US Attorney General Eric Holder Jr on Thursday denounced a congressional proposal to block the transfer of any Guantanamo detainee into the US, calling it “an extreme and risky encroachment on the authority of the executive branch to determine when and where to prosecute terrorist suspects.”
The proposal is contained in a spending bill that was passed by the House late on Wednesday, just hours after it was unveiled. It would ban the use of federal money to bring detainees into the country from the military base in Guantanamo Bay, Cuba, for any purpose — including trials — before the end of the fiscal year next September.
In a letter to Senate leaders, Holder argued that enacting the House provision into law would set a “dangerous” constitutional precedent because “the exercise of prosecutorial discretion has always been and must remain an executive branch function.”
He also criticized a part of the provision that specifically forbids transferring Khalid Sheikh Mohammed, the professed mastermind of the Sept. 11 attacks. Holder supports prosecuting Mohammed in a civilian court, but critics have argued that he should be tried before a military commission in Guantanamo.
Holder said there was no precedent in “the history of our nation in which Congress has intervened to prohibit the prosecution of particular persons or crimes.”
There was little immediate reaction to his letter in Congress, which has been rushing to finish work on many matters in the post-election session. However, several aides to lawmakers said it was far from clear that the Senate would seek to modify it, noting that most Democrats in the House voted for the measure. (Republicans opposed the spending bill for other reasons.)
The recurring debate over whether terrorism defendants should be prosecuted in civilian courts or military commissions flared last month after a jury convicted the first Guantanamo detainee to receive a civilian trial on just one of 285 charges related to the 1998 embassy bombings in Africa. While the defendant is still facing up to life in prison, critics said it showed that civilian trials risked acquittals.
Many Republican lawmakers have pushed to try terrorism defendants exclusively in the tribunals.

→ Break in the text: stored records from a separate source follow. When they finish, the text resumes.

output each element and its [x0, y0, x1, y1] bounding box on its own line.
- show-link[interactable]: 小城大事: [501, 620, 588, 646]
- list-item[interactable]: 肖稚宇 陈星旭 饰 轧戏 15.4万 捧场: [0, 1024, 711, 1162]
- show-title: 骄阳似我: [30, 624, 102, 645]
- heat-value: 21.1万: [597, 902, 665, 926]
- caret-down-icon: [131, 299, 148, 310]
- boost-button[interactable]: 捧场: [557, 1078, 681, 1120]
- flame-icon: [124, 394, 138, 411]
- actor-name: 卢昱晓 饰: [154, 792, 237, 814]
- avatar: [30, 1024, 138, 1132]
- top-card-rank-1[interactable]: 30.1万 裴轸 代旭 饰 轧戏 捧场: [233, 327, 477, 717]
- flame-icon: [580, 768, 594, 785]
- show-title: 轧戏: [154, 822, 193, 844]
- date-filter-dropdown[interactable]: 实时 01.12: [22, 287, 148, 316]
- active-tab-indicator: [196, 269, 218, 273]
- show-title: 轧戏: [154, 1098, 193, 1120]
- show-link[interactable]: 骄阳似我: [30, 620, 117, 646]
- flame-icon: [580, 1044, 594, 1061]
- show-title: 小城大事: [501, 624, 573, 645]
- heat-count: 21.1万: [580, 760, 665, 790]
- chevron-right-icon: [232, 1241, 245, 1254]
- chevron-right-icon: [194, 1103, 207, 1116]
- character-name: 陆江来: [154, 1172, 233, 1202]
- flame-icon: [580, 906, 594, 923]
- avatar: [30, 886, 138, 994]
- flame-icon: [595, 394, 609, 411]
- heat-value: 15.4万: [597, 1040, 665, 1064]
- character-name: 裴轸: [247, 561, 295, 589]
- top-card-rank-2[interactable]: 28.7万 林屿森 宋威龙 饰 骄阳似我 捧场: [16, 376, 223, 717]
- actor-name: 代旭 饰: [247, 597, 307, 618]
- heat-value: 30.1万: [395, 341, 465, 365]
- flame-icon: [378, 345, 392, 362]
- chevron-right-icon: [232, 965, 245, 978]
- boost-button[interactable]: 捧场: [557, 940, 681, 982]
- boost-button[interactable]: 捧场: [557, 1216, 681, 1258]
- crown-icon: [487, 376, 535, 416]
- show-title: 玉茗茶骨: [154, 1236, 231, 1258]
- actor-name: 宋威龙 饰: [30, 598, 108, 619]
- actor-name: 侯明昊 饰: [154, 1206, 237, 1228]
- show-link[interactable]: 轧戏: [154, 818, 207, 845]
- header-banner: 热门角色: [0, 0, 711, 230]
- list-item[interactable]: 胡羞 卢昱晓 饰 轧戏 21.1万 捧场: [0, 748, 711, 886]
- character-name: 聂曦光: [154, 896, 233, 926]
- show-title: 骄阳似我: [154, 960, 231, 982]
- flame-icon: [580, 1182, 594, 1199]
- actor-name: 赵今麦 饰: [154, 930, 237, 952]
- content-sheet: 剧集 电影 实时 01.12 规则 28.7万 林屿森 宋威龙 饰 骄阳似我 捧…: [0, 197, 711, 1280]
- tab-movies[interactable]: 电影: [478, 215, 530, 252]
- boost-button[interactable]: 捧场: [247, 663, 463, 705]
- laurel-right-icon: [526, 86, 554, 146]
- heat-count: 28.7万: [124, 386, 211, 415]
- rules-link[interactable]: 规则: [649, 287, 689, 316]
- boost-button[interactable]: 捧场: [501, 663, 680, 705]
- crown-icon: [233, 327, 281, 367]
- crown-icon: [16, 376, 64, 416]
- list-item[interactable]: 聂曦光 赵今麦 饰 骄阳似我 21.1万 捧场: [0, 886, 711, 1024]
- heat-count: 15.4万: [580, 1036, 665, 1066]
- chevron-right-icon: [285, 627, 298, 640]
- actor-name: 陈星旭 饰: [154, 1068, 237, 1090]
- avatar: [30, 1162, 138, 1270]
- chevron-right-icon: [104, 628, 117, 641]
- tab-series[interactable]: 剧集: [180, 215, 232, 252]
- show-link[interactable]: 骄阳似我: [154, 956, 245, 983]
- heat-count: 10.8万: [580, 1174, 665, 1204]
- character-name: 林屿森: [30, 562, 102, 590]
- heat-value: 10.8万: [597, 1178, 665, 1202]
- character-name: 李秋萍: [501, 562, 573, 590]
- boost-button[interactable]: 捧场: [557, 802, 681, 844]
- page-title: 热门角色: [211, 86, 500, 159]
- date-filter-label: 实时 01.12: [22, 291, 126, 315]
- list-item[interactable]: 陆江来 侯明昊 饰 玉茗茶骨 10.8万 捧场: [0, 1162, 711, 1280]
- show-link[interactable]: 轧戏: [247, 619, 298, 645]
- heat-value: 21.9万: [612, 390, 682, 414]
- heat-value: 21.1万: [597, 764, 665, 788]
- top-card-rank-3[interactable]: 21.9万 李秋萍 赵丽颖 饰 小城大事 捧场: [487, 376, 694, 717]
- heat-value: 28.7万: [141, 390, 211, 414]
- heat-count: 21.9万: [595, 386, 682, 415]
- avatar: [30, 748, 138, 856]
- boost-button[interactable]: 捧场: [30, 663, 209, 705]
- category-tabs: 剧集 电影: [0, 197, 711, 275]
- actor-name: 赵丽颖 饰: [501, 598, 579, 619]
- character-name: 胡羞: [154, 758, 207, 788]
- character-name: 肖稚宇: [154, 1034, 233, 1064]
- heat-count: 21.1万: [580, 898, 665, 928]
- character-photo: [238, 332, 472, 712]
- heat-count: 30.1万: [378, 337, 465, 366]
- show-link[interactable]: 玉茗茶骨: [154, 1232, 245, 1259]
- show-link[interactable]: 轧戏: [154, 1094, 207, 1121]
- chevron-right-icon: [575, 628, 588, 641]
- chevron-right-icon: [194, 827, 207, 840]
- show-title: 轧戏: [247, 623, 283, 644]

But several former national-security officials who served under President George W. Bush have argued for keeping both options available, in part because some allies view the tribunals as illegitimate and will share important evidence only for regular trials.
A secret State Department cable from Madrid — part of a cache obtained by WikiLeaks and made available to The New York Times — shows that in January 2010 Spain’s attorney general and its chief prosecutor lauded the “bravery” of Holder’s push to prosecute Mohammed in a regular court, which they portrayed as “going back to democratic normalcy.” They offered to provide evidence about Mohammed’s role in an al-Qaeda attack on a Tunisian synagogue in 2002 for use in such a trial.